Ja ich habe auch eine Meinung zu der Wahl da in Amiland. Ich bastel einfach mal zwei Kommentare zusammen, die ich heute woanders schon schrob:
Also ich find’s einfach mal gut. Nein, schön reden braucht man sich nichts, aber schlecht reden auch nicht. Da lass‘ ich mich lieber von anderen „naiv“ schimpfen. Besser als ein misanthroper Zyniker zu sein, der sich über nichts mehr freuen kann und Leute, die es tun, für blöd oder bestenfalls eben naiv halten. Da laufen da draußen schon viel zu viele rum. Sonst wär‘ die Welt nämlich nicht so, wie die sagen wie sie wäre.
Da ist mir vieles [an Reaktionen im Bloggerland] zu misanthrop oder aus einem negativen Menschenbild heraus oder auch aus einer wegen mir auch unbewussten Attitüde des Misstrauens gegenüber Gefühl/Emotion heraus gesagt, obwohl letzteres (im Gegensatz zur gern vorgegebenen „Vernunft“) die Haupttriebfedern menschlichen Handelns sind und mir da Freude und Begeisterung 10 mal lieber sind als Angst und Misstrauen – ich halts mit Don und find’s erstmal OK – inklusive des Grußes an die 48%.

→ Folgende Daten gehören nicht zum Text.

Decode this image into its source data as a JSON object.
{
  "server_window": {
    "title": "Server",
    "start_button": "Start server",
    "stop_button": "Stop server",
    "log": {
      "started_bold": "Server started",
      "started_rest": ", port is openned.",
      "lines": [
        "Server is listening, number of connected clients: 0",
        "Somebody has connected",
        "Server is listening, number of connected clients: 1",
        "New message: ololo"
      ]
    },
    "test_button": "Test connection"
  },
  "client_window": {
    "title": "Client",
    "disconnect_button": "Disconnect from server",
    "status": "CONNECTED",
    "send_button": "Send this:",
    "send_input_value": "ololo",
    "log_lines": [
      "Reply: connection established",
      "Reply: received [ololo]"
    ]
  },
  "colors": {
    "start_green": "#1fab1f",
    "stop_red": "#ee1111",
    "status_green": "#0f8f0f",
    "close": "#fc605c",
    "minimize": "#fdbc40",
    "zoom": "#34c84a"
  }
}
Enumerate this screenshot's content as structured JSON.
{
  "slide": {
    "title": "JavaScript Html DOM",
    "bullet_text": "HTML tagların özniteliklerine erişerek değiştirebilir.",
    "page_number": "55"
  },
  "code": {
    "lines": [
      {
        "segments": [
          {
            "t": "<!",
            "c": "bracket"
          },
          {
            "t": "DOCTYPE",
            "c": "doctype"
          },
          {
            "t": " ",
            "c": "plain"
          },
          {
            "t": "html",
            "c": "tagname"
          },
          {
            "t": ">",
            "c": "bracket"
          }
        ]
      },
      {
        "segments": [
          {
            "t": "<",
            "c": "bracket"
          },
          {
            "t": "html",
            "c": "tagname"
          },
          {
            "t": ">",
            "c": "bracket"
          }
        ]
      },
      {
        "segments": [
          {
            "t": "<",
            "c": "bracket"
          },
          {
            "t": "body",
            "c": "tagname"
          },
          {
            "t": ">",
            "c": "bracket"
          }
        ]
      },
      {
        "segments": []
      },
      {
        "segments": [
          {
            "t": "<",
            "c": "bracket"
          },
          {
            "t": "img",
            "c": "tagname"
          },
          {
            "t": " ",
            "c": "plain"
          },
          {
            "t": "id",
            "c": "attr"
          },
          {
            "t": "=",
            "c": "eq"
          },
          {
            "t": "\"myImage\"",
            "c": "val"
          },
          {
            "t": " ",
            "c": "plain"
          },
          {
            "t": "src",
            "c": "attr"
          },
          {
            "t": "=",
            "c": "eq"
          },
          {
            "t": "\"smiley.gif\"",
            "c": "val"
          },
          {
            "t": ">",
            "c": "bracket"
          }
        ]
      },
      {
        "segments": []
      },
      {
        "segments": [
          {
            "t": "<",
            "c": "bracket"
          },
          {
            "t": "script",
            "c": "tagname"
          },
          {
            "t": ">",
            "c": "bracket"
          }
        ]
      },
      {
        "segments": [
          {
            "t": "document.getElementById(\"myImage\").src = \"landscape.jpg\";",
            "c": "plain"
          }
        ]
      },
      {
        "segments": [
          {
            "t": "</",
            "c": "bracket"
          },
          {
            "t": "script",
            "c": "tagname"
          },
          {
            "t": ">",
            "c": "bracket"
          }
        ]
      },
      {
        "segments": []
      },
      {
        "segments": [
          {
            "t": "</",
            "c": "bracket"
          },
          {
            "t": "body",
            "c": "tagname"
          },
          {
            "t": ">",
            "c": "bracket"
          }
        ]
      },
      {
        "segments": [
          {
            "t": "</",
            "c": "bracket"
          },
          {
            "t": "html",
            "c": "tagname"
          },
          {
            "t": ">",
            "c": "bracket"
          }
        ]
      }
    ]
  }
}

Und ja, ich wünschte, ich sähe auch hierzulande auch nur einen einzigen Politiker, der nicht nur seine Pfründe, oder seinen nächsten Aufsichtsratsposten, oder sein Ego oder seine Profilneurose oder das „Land GmbH & Co. KG“ – sondern die Menschen – und zwar alle in diesem – im Blick hätte, sich gar einfach dazu zählt zu diesen Menschen, sie nicht einteilt in „nützlich“ oder „lästig“ oder „anders“ oder „unwichtig“ oder „wichtig“. Der nicht zwischen „die“, „die andern“ und „ich“ unterscheidet sondern ein großes „wir“ sieht, das solange nicht perfekt ist, solange auch nur einer außerhalb steht, der das nicht explizit will (Faschos z.B. – die wären ja keine, wenn sie nicht explizit in Grenzen dächten, und stellen sich damit selbst „raus“).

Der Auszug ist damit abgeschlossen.